Direction musicale : Erik Nielsen

Mise en scène : Stéphan Herheim

Peter Grimes : Jonas Kaufmann

Ellen Orford : Rachel Willis-Sorensen

Balstrode : Christopher Purves

Auntie : Suzan Bickley

Nieces : Lindsay Ohse et Susan Gilford

Bob Bolse : Kevin Conners

Swallow : Brindley Sheratt

Mrs Sedley : Jennifer Johnson

Rev. Horace Adams Siméon Esper

Ned Keene  Sean Michael Plumb

Hobson Daniel Noyola

Bayerisches Staatsorchester

Bayerischer Staatsopernchor


Photos c)Wilfried Hösl

 

L’Opéra de Bavière ouvrait sa nouvelle saison avec la reprise de Peter Grimes, dans une mise en scène de Stéphan Herheim, créée en mars dernier. L’œuvre de Benjamin Britten n’avait pas été donnée à Munich depuis vingt ans et le public allemand n’est pas forcément très familiarisé avec l’œuvre phare du compositeur britannique. La soirée a pourtant largement séduit, emportant l’adhésion du public, du fait de la clarté d’une mise en scène très belle visuellement et des performances exceptionnelles des rôles principaux, conduits par le couple charismatique formé par Jonas Kaufmann (Peter Grimes) et Rachel Willis-Sorensen (Ellen).
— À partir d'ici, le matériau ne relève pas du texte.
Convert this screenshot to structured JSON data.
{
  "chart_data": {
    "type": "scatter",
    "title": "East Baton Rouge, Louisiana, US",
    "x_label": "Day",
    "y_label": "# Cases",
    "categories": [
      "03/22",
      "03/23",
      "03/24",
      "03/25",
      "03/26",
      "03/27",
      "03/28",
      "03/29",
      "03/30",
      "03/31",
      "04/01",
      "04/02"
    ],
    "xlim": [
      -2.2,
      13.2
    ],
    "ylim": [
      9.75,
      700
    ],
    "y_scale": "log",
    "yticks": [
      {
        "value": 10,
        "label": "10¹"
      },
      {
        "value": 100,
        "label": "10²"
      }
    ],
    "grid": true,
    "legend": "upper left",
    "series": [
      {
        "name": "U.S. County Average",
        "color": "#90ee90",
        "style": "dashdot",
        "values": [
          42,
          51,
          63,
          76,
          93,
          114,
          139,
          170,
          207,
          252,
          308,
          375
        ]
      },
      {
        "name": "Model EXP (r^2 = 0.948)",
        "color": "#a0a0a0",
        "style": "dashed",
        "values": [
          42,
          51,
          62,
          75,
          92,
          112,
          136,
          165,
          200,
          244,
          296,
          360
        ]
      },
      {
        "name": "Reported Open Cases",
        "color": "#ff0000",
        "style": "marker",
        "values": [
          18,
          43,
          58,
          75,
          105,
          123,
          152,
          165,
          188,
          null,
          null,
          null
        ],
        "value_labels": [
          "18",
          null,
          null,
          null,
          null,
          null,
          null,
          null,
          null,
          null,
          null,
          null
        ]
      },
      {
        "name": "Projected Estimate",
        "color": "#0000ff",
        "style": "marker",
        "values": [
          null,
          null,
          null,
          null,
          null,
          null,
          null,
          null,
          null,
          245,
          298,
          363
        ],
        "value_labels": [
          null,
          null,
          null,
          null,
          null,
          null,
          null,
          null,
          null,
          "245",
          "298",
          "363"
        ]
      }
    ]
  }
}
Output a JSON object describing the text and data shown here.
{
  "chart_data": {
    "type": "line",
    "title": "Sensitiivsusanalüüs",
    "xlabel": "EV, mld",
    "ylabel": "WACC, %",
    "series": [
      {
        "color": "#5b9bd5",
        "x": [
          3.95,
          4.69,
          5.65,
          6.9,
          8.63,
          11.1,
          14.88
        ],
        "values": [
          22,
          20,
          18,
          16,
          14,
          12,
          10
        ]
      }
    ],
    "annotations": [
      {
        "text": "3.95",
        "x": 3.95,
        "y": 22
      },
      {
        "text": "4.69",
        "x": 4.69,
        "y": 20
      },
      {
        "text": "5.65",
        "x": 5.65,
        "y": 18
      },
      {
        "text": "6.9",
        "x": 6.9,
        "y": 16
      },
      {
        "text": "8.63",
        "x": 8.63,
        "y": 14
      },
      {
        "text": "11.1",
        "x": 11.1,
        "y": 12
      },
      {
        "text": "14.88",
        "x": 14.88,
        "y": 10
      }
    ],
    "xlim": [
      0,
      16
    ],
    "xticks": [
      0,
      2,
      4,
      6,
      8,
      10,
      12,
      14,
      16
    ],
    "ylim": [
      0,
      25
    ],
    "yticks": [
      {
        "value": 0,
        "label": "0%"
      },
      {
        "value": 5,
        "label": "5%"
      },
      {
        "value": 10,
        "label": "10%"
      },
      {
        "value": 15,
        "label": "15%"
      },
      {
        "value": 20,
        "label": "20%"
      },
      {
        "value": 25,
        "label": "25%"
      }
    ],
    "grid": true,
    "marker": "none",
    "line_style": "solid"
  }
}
Je n’avais pas encore expérimenté à ce point le changement de perception d’une mise en scène du fait de l’interprétation radicalement différente de son héros, Peter Grimes. En mars dernier, j’étais à Munich pour la Première de ce Peter Grimes réalisé par l’astucieux metteur en scène qu’est Stéphan Herheim et j’en étais ressortie peu convaincue par le sort qu’il réservait au personnage principal, qui apparaissait presque évanescent, comme un fantôme déjà hors de ce monde, glissant en quelque sorte dans l’histoire sans la marquer vraiment de son empreinte, et donnant de l’ensemble une vision assez confuse.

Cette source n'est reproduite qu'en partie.